Two thousand nine saw the warring of the deflation initiated by the FED and the forces of inflation. While inflation did not show up in terms of prices (because of the deflation), the FED could not maintain a deflationary environment for too long (no matter how much it might desire such an environment) for fear of setting off a revolution. As companies pared down their work force, increased productivity and workers refrained from asking for higher wages, inflation was kept in check. Well, almost. We saw the slow creep in oil prices and crude oil prices add to the price of everything. As I write this, crude oil is battering the $85/bbl level and some analysts forecast the price of crude to rise to $100/bbl maybe within this year.

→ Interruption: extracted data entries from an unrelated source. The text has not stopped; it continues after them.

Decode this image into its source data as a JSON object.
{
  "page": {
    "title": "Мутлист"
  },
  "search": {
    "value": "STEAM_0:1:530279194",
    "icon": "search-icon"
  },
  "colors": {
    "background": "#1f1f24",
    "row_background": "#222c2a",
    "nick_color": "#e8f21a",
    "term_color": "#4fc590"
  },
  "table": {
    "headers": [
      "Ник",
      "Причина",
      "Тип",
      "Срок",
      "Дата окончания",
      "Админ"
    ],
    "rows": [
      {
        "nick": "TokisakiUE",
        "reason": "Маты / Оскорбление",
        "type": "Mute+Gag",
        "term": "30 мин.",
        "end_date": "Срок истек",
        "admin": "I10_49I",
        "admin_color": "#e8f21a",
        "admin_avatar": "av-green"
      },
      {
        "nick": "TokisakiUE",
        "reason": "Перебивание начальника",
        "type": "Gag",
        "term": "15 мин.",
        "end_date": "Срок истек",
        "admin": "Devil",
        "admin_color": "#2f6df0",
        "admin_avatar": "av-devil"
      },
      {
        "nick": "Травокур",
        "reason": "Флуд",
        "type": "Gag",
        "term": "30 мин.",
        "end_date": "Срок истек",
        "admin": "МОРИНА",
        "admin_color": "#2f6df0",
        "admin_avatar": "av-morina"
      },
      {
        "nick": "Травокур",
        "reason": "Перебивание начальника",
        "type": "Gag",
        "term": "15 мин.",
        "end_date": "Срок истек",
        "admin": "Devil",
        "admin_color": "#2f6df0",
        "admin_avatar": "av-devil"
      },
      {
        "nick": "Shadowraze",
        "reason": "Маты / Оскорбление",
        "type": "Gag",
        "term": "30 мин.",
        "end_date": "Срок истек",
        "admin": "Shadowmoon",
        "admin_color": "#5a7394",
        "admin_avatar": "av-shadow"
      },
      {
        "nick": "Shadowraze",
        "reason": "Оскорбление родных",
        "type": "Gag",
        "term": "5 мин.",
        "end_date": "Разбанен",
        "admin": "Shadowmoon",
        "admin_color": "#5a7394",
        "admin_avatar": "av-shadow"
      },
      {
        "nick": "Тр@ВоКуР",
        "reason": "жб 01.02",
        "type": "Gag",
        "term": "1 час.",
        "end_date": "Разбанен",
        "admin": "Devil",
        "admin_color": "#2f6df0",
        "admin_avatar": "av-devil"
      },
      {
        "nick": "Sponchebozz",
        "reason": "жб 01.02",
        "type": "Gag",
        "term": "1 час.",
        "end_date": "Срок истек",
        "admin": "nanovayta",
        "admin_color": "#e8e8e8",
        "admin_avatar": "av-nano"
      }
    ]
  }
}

The signs of inflation, though, are beginning to show in actual prices, now that deflation is slowing. The first graph shows the increase in manufacturing and the price of raw materials and manufactured materials. We see that prices are increasing rapidly. The second graph shows the increase in rail traffic, which is an indicator of economic activity. Rail transport has increased for most commodities (for 18 out of 19); up 63% for metals, 37% for scrap, 36% for ores, 28% for equipment, 22% for grain, 15% for coal and 14% for chemicals. While, this increase in economic activity is welcome, it comes at the expense of increased prices and an unprecedented rise in National Debt. While, the Leftist economists of Obama believe that the National Debt does not matter (because we owe it to ourselves - an obvious fallacy because a large portion of the debt is owed by other nations), the debt reduces the value of the dollar and pushes up the cost of servicing the debt. A drop in the value of the dollar will push up prices as well.
So, we are continuing with conflicting forces on the economy. On the one hand, we see some effects of increased efficiency and stimulus, but jolts from the increase in taxes (via the expiration of the Bush tax cuts) and Obamacare. We see increased inflationary pressure from oil prices going up as well as the prices of commodities and the tremendous amount of increase in the money supply. On the other side, there is still the matter of commercial real estate defaults, low consumer confidence and high unemployment. All this points to the repeat of the Carter years: STAGFLATION.
Some analysts predict the end of paper currency. The amount of debt has become unsustainable not just in the United States, but in Europe as well and debt is continuing to rise. For the time being, the FED is buying Treasury Notes and tries to maintain the pretence that these are viable instruments. But, the charade is getting more obvious as time goes by. Experts predict gold prices to rise to between 1,500/oz to 1,900 this year and at least $2200 next year. Since, the US govt and the FED can print and waste money to hold gold prices down, it will mean that gold and silver prices will skyrocket all of a sudden when the govt can no longer hold them down.